Monday, August 22, 2016

Slavery Is Far From A Thing Of The Past
Tuesday Aug 23RD posted by Morning Star in Features

HUGH McDYER reports on how Unison Cymru/Wales black members are tackling modern-day slavery head-on

UNISON has a proud history of empowering members and promoting independence in those who can be prone to discrimination.

Our black members group works to improve equality in the workplace and challenge racism wherever it exists.

This year, Cymru/Wales black members have decided to organise a high-profile anti-slavery event in Butetown, Cardiff. Tonight, in the company of trade unionists, activists, community leaders and politicians, we will mark International Day for the Remembrance of the Slave Trade and its Abolition.

We will also hear from Stephan Chapman, the Welsh government’s anti-human trafficking co-ordinator, about the growing, insidious phenomenon of modern slavery.

He has said that we must dispel the myth that trafficking is a hidden crime. It is more of a case that people haven’t been looking for it.

Kebba Manneh, chair of Unison Cymru/Wales black members, said: “It is vital we remember the awful scale of human suffering caused by the slave trade and commemorate the achievements of the abolition movement.

“When developing our campaigning for the year, this event was seen as a key to promote our work among our membership and the local community.

“In 2016, millions of people are trapped in appalling conditions we would term modern slavery. It is a horrible fact that slavery in Wales is on the rise.”

In 2015, 134 potential victims of slavery were reported in Wales. This is a 91 per cent increase on the previous year and represents 4 per cent of all UK referrals.

Using International Labour Organisation figures, the Human Trafficking Foundation says that there are more people in slavery today across the world than in the entire 350-year history of the transatlantic slave trade.
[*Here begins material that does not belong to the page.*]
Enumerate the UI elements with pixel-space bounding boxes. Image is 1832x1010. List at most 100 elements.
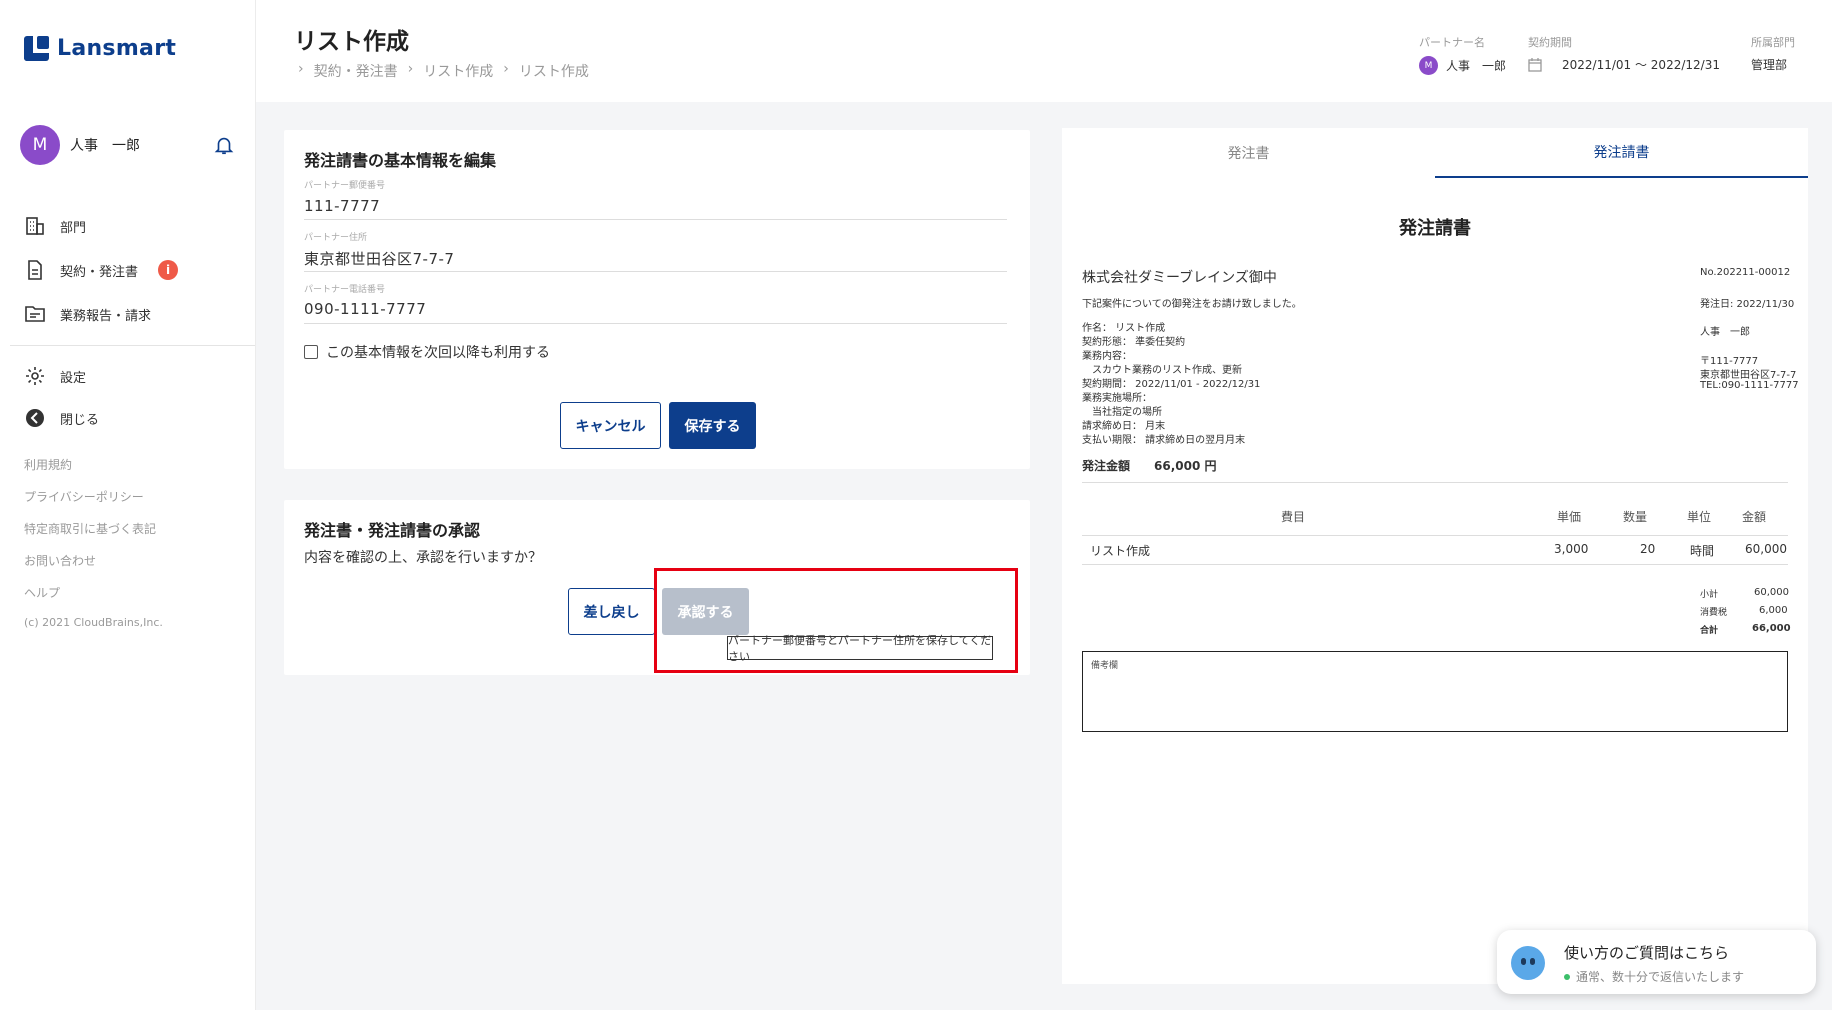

The message of this evening’s commemoration will be to remember our brothers and sisters who through their sacrifices brought about an end to the slave trade and we will call for solidarity throughout society to take action to ensure slavery in every form is eliminated.

We know that modern-day slavery has taken on new and different forms.

It is very likely to be happening somewhere near you and its effects can be felt across all levels of society.

It could be the woman trapped in servitude or trafficked into the sex trade, the man in forced labour or the child who has been trafficked by criminal gangs and suffered horrendous abuse.

Victims of modern slavery do not wear a label and this is why everyone has a role to play.

There have been positive, pro-active steps taken in Wales with the appointment of an anti-human trafficking co-ordinator.

There is a real opportunity for organisations and communities to pull together to combat modern slavery and trade unions will rightly play a significant part in this.

As the largest public-sector union in the UK and with 100,000 members in Wales, there is a role for Unison in educating our members and the wider community in recognising the signs of exploitation.
Victims of modern slavery will often be fearful and reluctant to seek any help.

Many come to Britain to try and escape abuse with the promise of a better life only to find they experience further exploitation.

Unison Cymru/Wales wants to work more closely with employers to ensure that procurement procedures are robust in ensuring that goods and services are procured from ethical sources. We are clear that this must include a thorough checking of a company’s background.

The Welsh government has published advice on the signs of slavery. Due to the nature of slavery and the reluctance or inability of those affected to seek help, you may not realise if you’ve come into contact with a victim.

Some of the things to look out for include:
Limited family contact
Physical abuse
Distrust of authority
Having no friends
Acting as if under another’s control
Appearing malnourished
Avoiding eye contact
Unable to speak any English

To report slavery you should call the Modern Slavery Helpline on 0800 0121-700. There is also a telephone number providing support for victims: 0800 731-8147.

n Hugh McDyer is a Unison organiser responsible for Cymru/Wales black members.